Дорога почти до самой Елизаветинской не имела подъемов и спусков, а Ивлеву неотвязно представлялось, будто повозки, арбы, кони, люди — все скопище — безудержно сползали по наклонной плоскости куда-то ниже, ниже, в сумрак и тьму.
Лица отступающих почернели, спины сгорбились.
В поле, где недавно каждый бугорок и пядь земли брались с бою, еще валялись раздувшиеся тела убитых.
Ивлев обогнал роту корниловцев, медленно шагавшую за раненым офицером, рука которого висела на марлевой повязке. Все в колонне безмолвствовали.
У Елизаветинской по широкому выгону ехал верхом на низкорослом коне Долинский. Увидя Ивлева, он остановился и тихо, почти шепотом, сообщил:
— Лавра Георгиевича уже погребли в ограде елизаветинской церкви. Но доподлинный труп командующего вон в том доме… — Долинский указал нагайкой на казачью хату под красной черепицей. — Поезжай к нему. Нам, его бывшим адъютантам, поручено тайком вывезти его и Неженцева из станицы. Понятно?..
В небольшой горнице на чистой половине дома было полутемно: все окна плотно закрыты ставнями, взятыми на большие болты. Несколько тоненьких восковых свечей, потрескивая и чадя, горело у изголовья убитого, лежавшего на коротком столе, покрытом серой домотканой скатертью. Рядом на столике в граненом стакане белел пучок фиалок, а на некрашеной скамье сидел, согнувшись, бородатый казак и глухим, бубнящим голосом читал псалтырь.

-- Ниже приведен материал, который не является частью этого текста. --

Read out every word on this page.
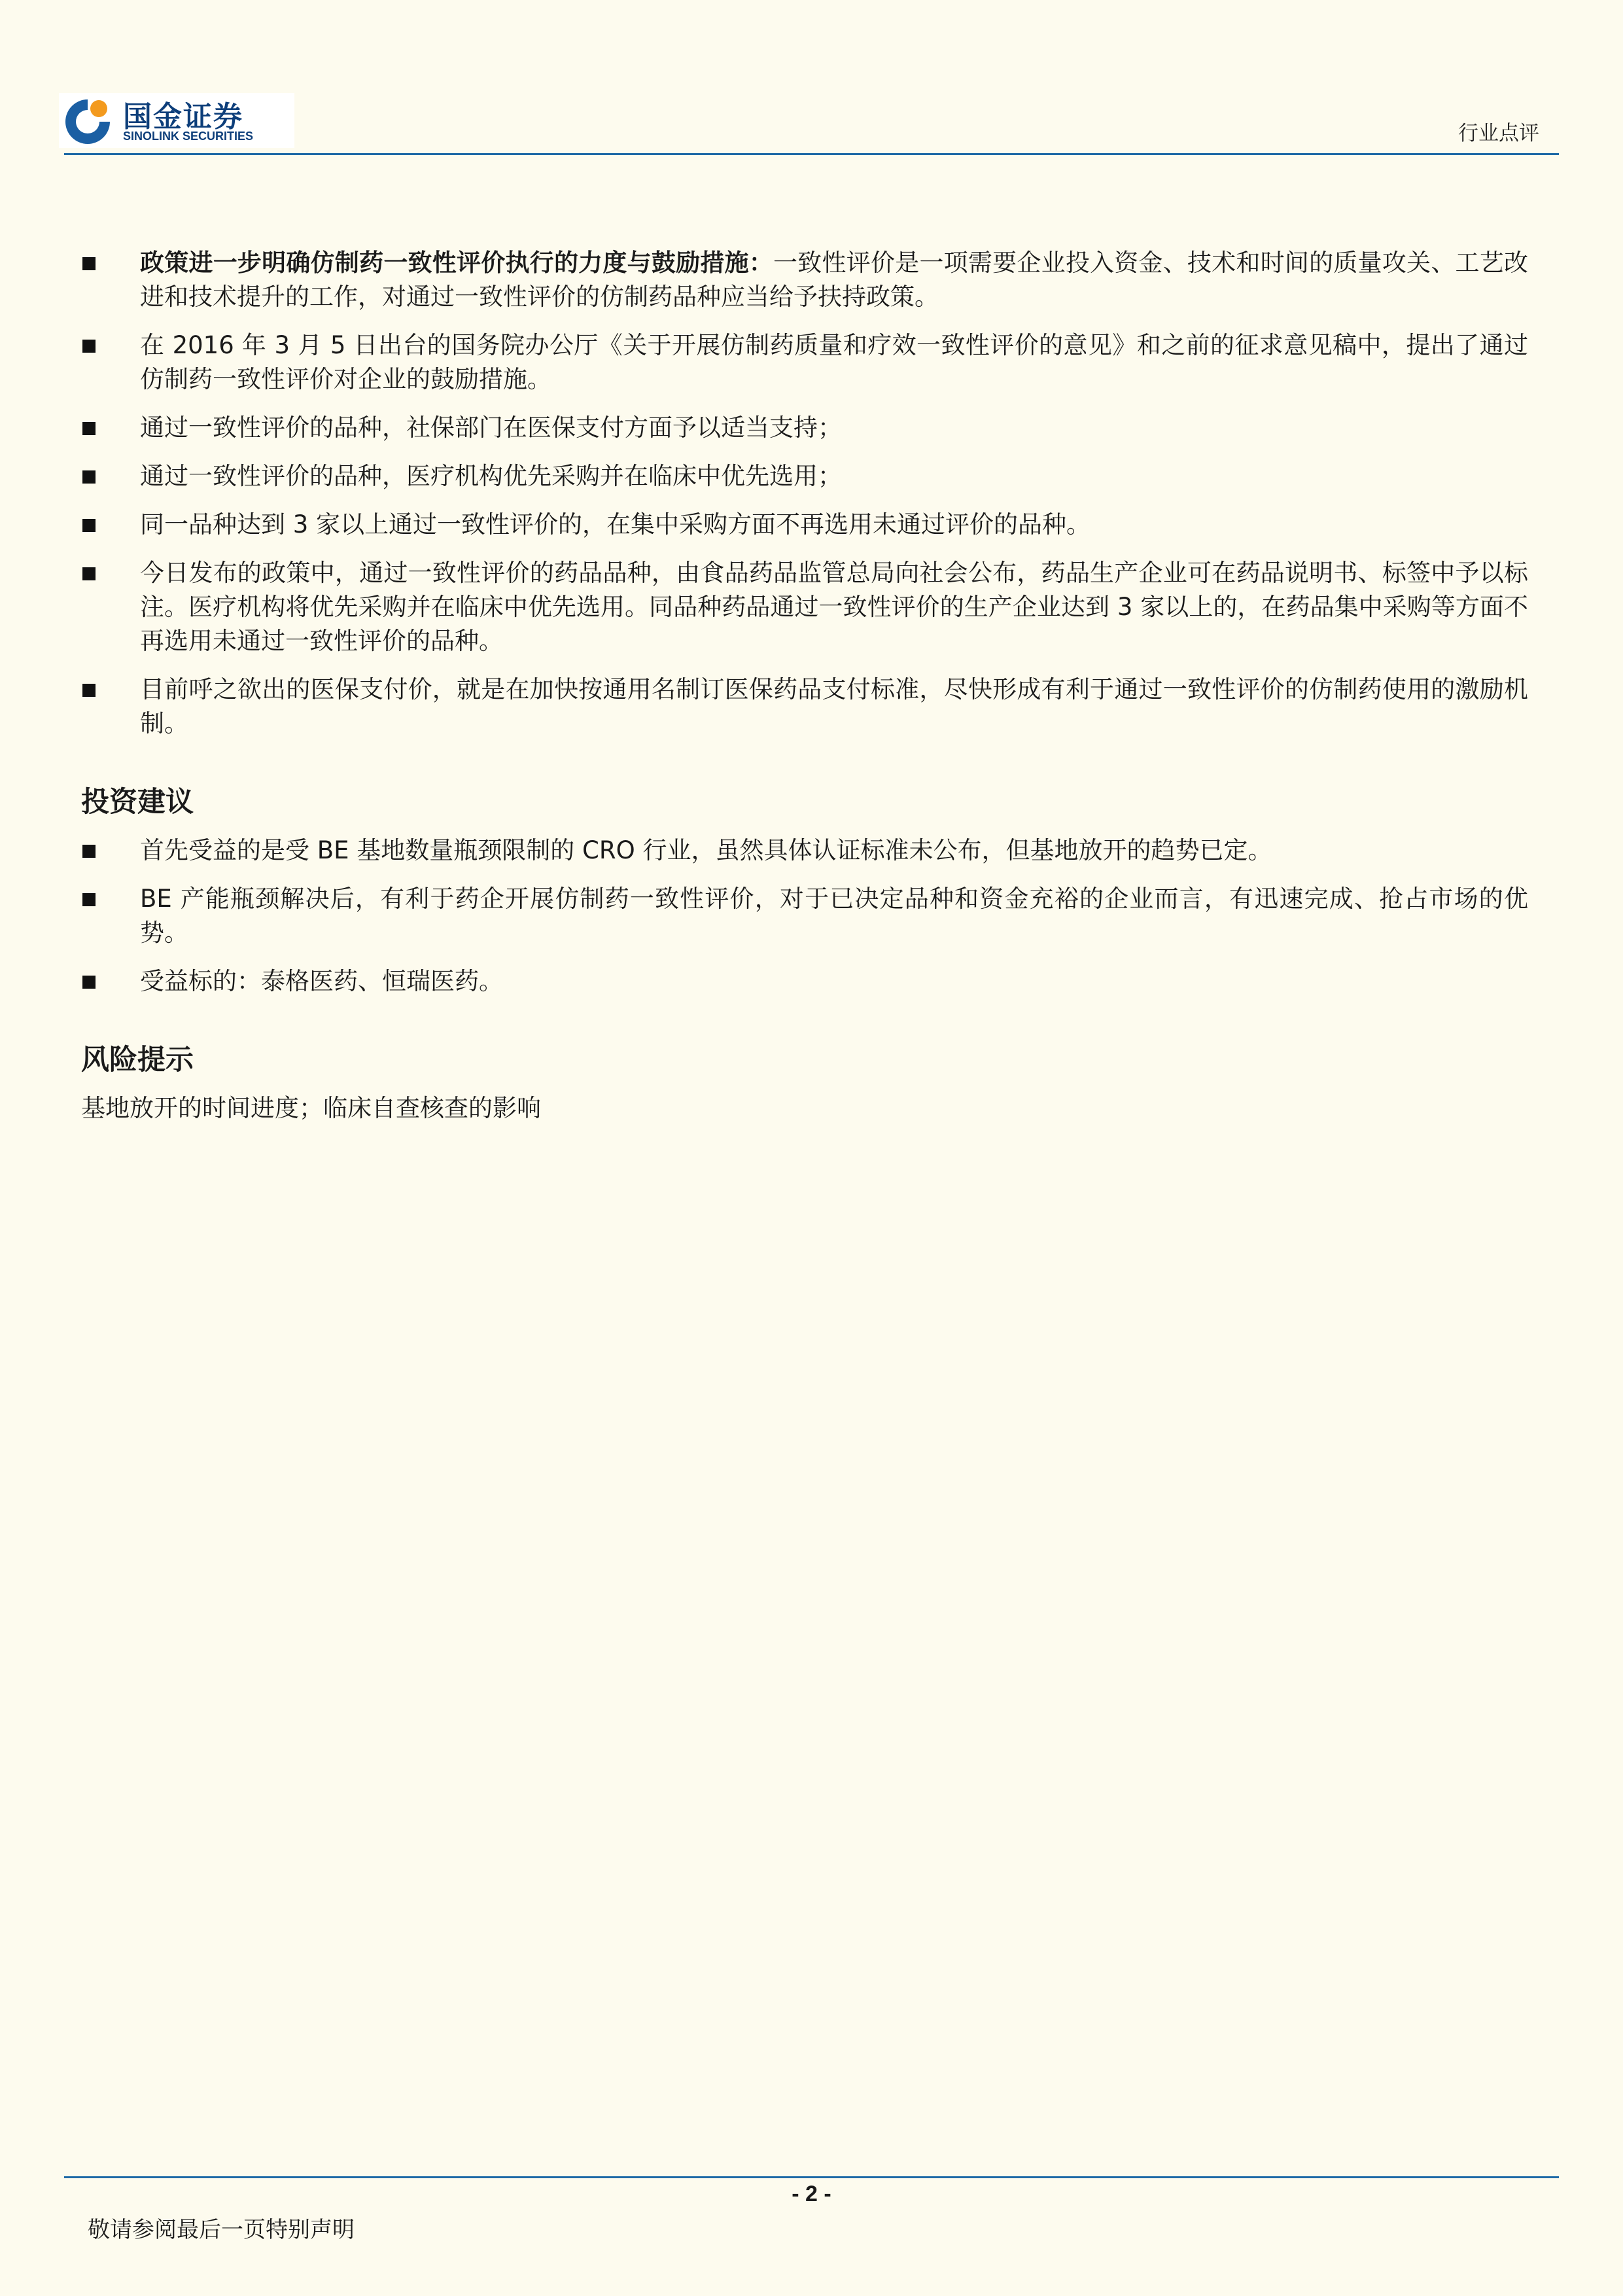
国金证券
SINOLINK SECURITIES	行业点评
政策进一步明确仿制药一致性评价执行的力度与鼓励措施：一致性评价是一项需要企业投入资金、技术和时间的质量攻关、工艺改进和技术提升的工作，对通过一致性评价的仿制药品种应当给予扶持政策。
在 2016 年 3 月 5 日出台的国务院办公厅《关于开展仿制药质量和疗效一致性评价的意见》和之前的征求意见稿中，提出了通过仿制药一致性评价对企业的鼓励措施。
通过一致性评价的品种，社保部门在医保支付方面予以适当支持；
通过一致性评价的品种，医疗机构优先采购并在临床中优先选用；
同一品种达到 3 家以上通过一致性评价的，在集中采购方面不再选用未通过评价的品种。
今日发布的政策中，通过一致性评价的药品品种，由食品药品监管总局向社会公布，药品生产企业可在药品说明书、标签中予以标注。医疗机构将优先采购并在临床中优先选用。同品种药品通过一致性评价的生产企业达到 3 家以上的，在药品集中采购等方面不再选用未通过一致性评价的品种。
目前呼之欲出的医保支付价，就是在加快按通用名制订医保药品支付标准，尽快形成有利于通过一致性评价的仿制药使用的激励机制。
投资建议
首先受益的是受 BE 基地数量瓶颈限制的 CRO 行业，虽然具体认证标准未公布，但基地放开的趋势已定。
BE 产能瓶颈解决后，有利于药企开展仿制药一致性评价，对于已决定品种和资金充裕的企业而言，有迅速完成、抢占市场的优势。
受益标的：泰格医药、恒瑞医药。
风险提示
基地放开的时间进度；临床自查核查的影响
- 2 -
敬请参阅最后一页特别声明
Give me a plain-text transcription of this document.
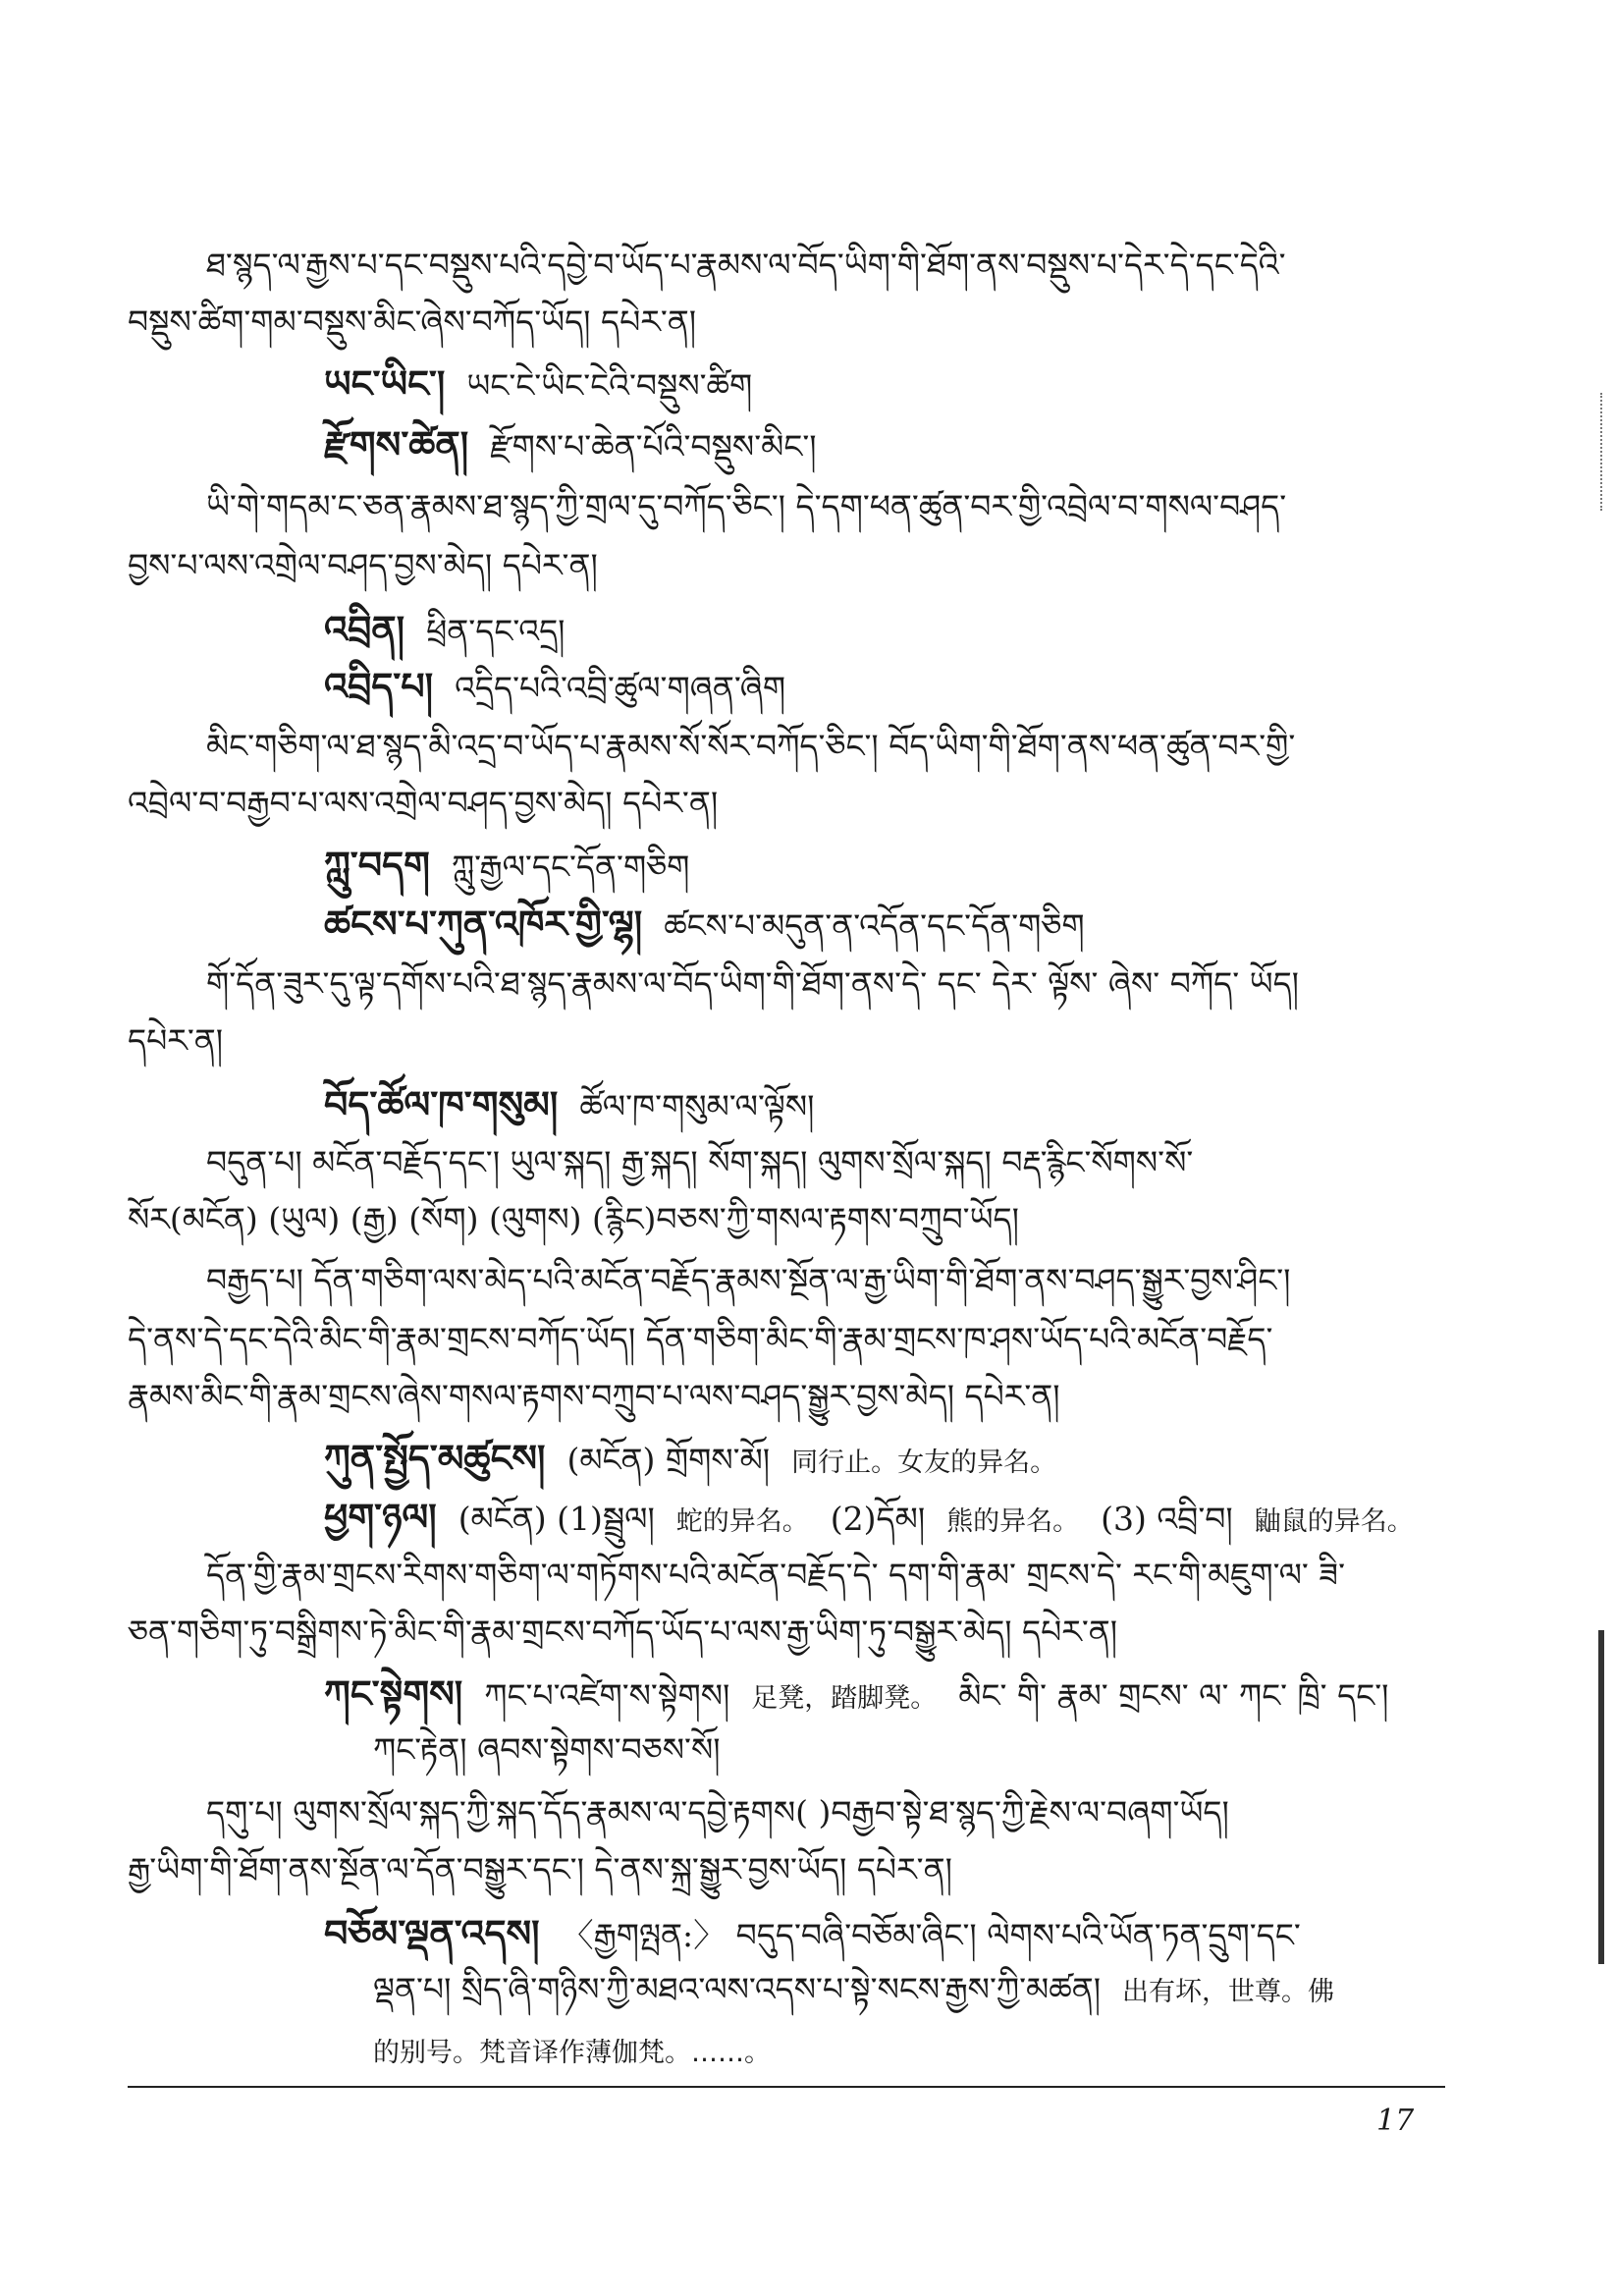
ཐ་སྙད་ལ་རྒྱས་པ་དང་བསྡུས་པའི་དབྱེ་བ་ཡོད་པ་རྣམས་ལ་བོད་ཡིག་གི་ཐོག་ནས་བསྡུས་པ་དེར་དེ་དང་དེའི་
བསྡུས་ཚིག་གམ་བསྡུས་མིང་ཞེས་བཀོད་ཡོད། དཔེར་ན།
ཡང་ཡིང་། ཡང་ངེ་ཡིང་ངེའི་བསྡུས་ཚིག
རྫོགས་ཚེན། རྫོགས་པ་ཆེན་པོའི་བསྡུས་མིང་།
ཡི་གེ་གདམ་ང་ཅན་རྣམས་ཐ་སྙད་ཀྱི་གྲལ་དུ་བཀོད་ཅིང་། དེ་དག་ཕན་ཚུན་བར་གྱི་འབྲེལ་བ་གསལ་བཤད་
བྱས་པ་ལས་འགྲེལ་བཤད་བྱས་མེད། དཔེར་ན།
འབྲིན། ཕྲིན་དང་འདྲ།
འབྲིད་པ། འདྲིད་པའི་འབྲི་ཚུལ་གཞན་ཞིག
མིང་གཅིག་ལ་ཐ་སྙད་མི་འདྲ་བ་ཡོད་པ་རྣམས་སོ་སོར་བཀོད་ཅིང་། བོད་ཡིག་གི་ཐོག་ནས་ཕན་ཚུན་བར་གྱི་
འབྲེལ་བ་བརྒྱབ་པ་ལས་འགྲེལ་བཤད་བྱས་མེད། དཔེར་ན།
ཀླུ་བདག ཀླུ་རྒྱལ་དང་དོན་གཅིག
ཚངས་པ་ཀུན་འཁོར་གྱི་ལྷ། ཚངས་པ་མདུན་ན་འདོན་དང་དོན་གཅིག
གོ་དོན་ཟུར་དུ་ལྟ་དགོས་པའི་ཐ་སྙད་རྣམས་ལ་བོད་ཡིག་གི་ཐོག་ནས་དེ་ དང་ དེར་ ལྟོས་ ཞེས་ བཀོད་ ཡོད།
དཔེར་ན།
བོད་ཚོལ་ཁ་གསུམ། ཚོལ་ཁ་གསུམ་ལ་ལྟོས།
བདུན་པ། མངོན་བརྗོད་དང་། ཡུལ་སྐད། རྒྱ་སྐད། སོག་སྐད། ལུགས་སྲོལ་སྐད། བརྡ་རྙིང་སོགས་སོ་
སོར(མངོན) (ཡུལ) (རྒྱ) (སོག) (ལུགས) (རྙིང)བཅས་ཀྱི་གསལ་རྟགས་བཀྲུབ་ཡོད།
བརྒྱད་པ། དོན་གཅིག་ལས་མེད་པའི་མངོན་བརྗོད་རྣམས་སྔོན་ལ་རྒྱ་ཡིག་གི་ཐོག་ནས་བཤད་སྒྱུར་བྱས་ཤིང་།
དེ་ནས་དེ་དང་དེའི་མིང་གི་རྣམ་གྲངས་བཀོད་ཡོད། དོན་གཅིག་མིང་གི་རྣམ་གྲངས་ཁ་ཤས་ཡོད་པའི་མངོན་བརྗོད་
རྣམས་མིང་གི་རྣམ་གྲངས་ཞེས་གསལ་རྟགས་བཀྲུབ་པ་ལས་བཤད་སྒྱུར་བྱས་མེད། དཔེར་ན།
ཀུན་སྤྱོད་མཚུངས། (མངོན) གྲོགས་མོ། 同行止。女友的异名。
ཕྱག་ཉལ། (མངོན) (1)སྦྲུལ། 蛇的异名。 (2)དོམ། 熊的异名。 (3) འབྲི་བ། 鼬鼠的异名。
དོན་གྱི་རྣམ་གྲངས་རིགས་གཅིག་ལ་གཏོགས་པའི་མངོན་བརྗོད་དེ་ དག་གི་རྣམ་ གྲངས་དེ་ རང་གི་མཇུག་ལ་ ཟི་
ཅན་གཅིག་ཏུ་བསྒྲིགས་ཏེ་མིང་གི་རྣམ་གྲངས་བཀོད་ཡོད་པ་ལས་རྒྱ་ཡིག་ཏུ་བསྒྱུར་མེད། དཔེར་ན།
ཀང་སྟེགས། ཀང་པ་འཛེག་ས་སྟེགས། 足凳，踏脚凳。 མིང་ གི་ རྣམ་ གྲངས་ ལ་ ཀང་ ཁྲི་ དང་།
ཀང་རྟེན། ཞབས་སྟེགས་བཅས་སོ།
དགུ་པ། ལུགས་སྲོལ་སྐད་ཀྱི་སྐད་དོད་རྣམས་ལ་དབྱེ་རྟགས( )བརྒྱབ་སྟེ་ཐ་སྙད་ཀྱི་རྗེས་ལ་བཞག་ཡོད།
རྒྱ་ཡིག་གི་ཐོག་ནས་སྔོན་ལ་དོན་བསྒྱུར་དང་། དེ་ནས་སྐྲ་སྒྱུར་བྱས་ཡོད། དཔེར་ན།
བཅོམ་ལྡན་འདས། 〈རྒྱགལྤན:〉 བདུད་བཞི་བཅོམ་ཞིང་། ལེགས་པའི་ཡོན་ཏན་དྲུག་དང་
ལྡན་པ། སྲིད་ཞི་གཉིས་ཀྱི་མཐའ་ལས་འདས་པ་སྟེ་སངས་རྒྱས་ཀྱི་མཚན། 出有坏，世尊。佛
的别号。梵音译作薄伽梵。……。
17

Белизна женской косынки, которой была подвязана челюсть, подчеркивала темноту коричневого лица в отблесках зыбкого, неверного пламени свечей. При колеблющемся свете широкоскулое, изломленное странными азиатскими чертами лицо Корнилова, утратив выражение жизни, стало непроницаемо.
Недаром говорят об умершем — ушел! И Корнилов, с которым связывалось у Ивлева столько надежд, теперь был уже далеко за кругом всего настоящего.
В комнате появился журналист Алексей Суворин-Порошин.
Тихо ступая на носки, он приблизился к покойнику. Потом, вперив взгляд в его неподвижное лицо, будто в полубреду забормотал:
— Тобою, Лавр Корнилов, новая Россия шла от своего прошлого к своему будущему через топи всякого растления. Шла она доблестно к великой и благородной цепи, шла и видела синеву нового неба… Ты пал, а павших на войне боги и люди почитают. Ты говорил: «Смерть — это вино!» И ты испил это вино как солдат и как вождь…
Ивлеву стало не по себе. Резко повернувшись на месте, он поспешно вышел из полутемной комнаты.
Во дворе у дома сидел текинец Раджеб, закрыв лицо руками. Ивлев сел на ступеньки крыльца рядом с плачущим туркменом.